Blog

March 5, 2025

Publication

PSAIR: A Neuro-Symbolic Approach to Zero-Shot Visual Grounding

September 9, 2024

Pan, Yi; Zhang, Yujia; Kampffmeyer, Michael Christian; Zhao, Xiaoguang.

Paper abstract

Supervised methods for Visual Grounding often require costly annotations of paired sentences and images with ground truth boxes. Recent zero-shot approaches to visual grounding such as ReCLIP and ChatRef aim to avoid the need for costly annotation of paired sentences and images with ground truth boxes. However, these approaches leverage an inflexible detect-then-reasoning paradigm, which leads to a notable semantic information loss. Additionally, these approaches are highly dependent on the definition of predefined keywords or the potentially inconsistent reasoning capabilities of Large Language Models (LLMs). To address these limitations, we propose a neuro-symbolic visual grounding method, PSAIR that incorporates two novel mechanisms, namely Parallel Scoring and Active Information Retrieval. PSAIR equips an LLM with external encapsulated reasoning functions, which the LLM can invoke, ensuring a flexible and stable reasoning process.
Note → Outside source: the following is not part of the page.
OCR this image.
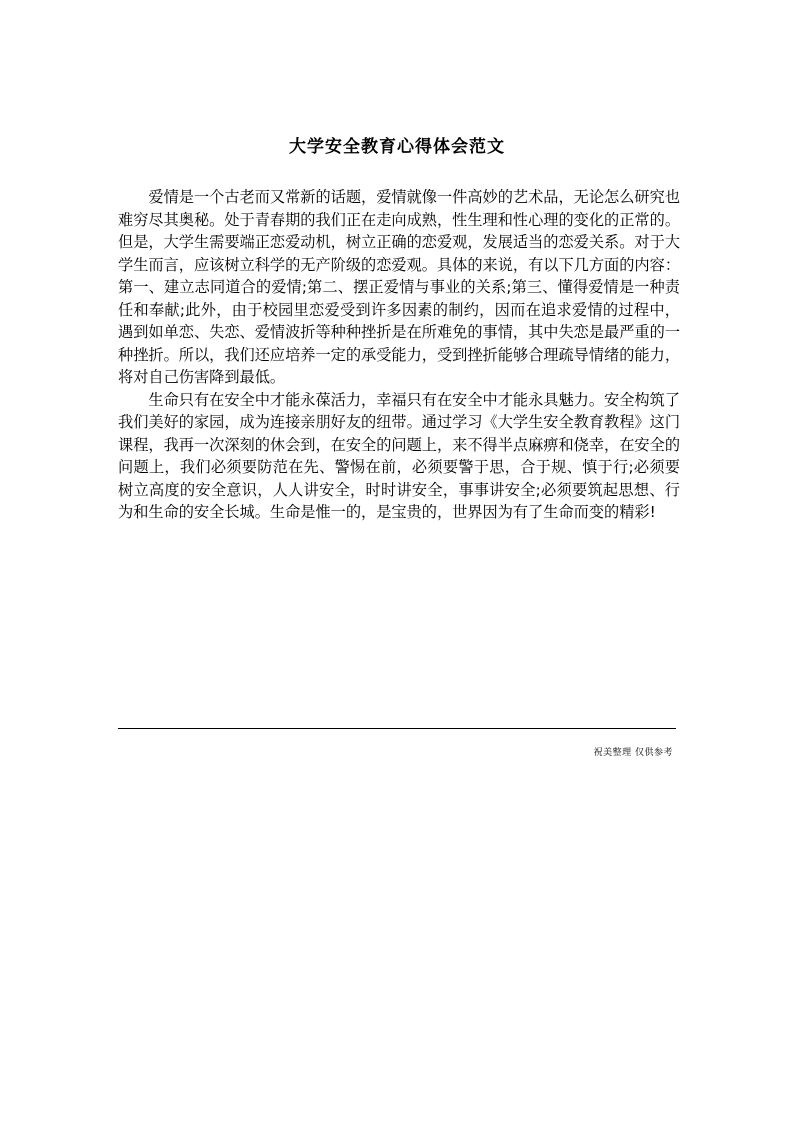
大学安全教育心得体会范文

爱情是一个古老而又常新的话题，爱情就像一件高妙的艺术品，无论怎么研究也难穷尽其奥秘。处于青春期的我们正在走向成熟，性生理和性心理的变化的正常的。但是，大学生需要端正恋爱动机，树立正确的恋爱观，发展适当的恋爱关系。对于大学生而言，应该树立科学的无产阶级的恋爱观。具体的来说，有以下几方面的内容：第一、建立志同道合的爱情;第二、摆正爱情与事业的关系;第三、懂得爱情是一种责任和奉献;此外，由于校园里恋爱受到许多因素的制约，因而在追求爱情的过程中，遇到如单恋、失恋、爱情波折等种种挫折是在所难免的事情，其中失恋是最严重的一种挫折。所以，我们还应培养一定的承受能力，受到挫折能够合理疏导情绪的能力，将对自己伤害降到最低。

生命只有在安全中才能永葆活力，幸福只有在安全中才能永具魅力。安全构筑了我们美好的家园，成为连接亲朋好友的纽带。通过学习《大学生安全教育教程》这门课程，我再一次深刻的休会到，在安全的问题上，来不得半点麻痹和侥幸，在安全的问题上，我们必须要防范在先、警惕在前，必须要警于思，合于规、慎于行;必须要树立高度的安全意识，人人讲安全，时时讲安全，事事讲安全;必须要筑起思想、行为和生命的安全长城。生命是惟一的，是宝贵的，世界因为有了生命而变的精彩!

祝美整理 仅供参考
The proposed Parallel Scoring mechanism is then used to reframe the sequential reasoning process found in prior approaches to facilitate robustness to noise in the detection process. Subsequently, the Active Information Retrieval mechanism is designed to address the loss of semantic information by having the ability to retrieve essential visual information, resulting in a new detect-reason-retrieve paradigm. These innovations result in superior performance and robustness across three public datasets compared to recent state-of-the-art zero-shot visual grounding methods.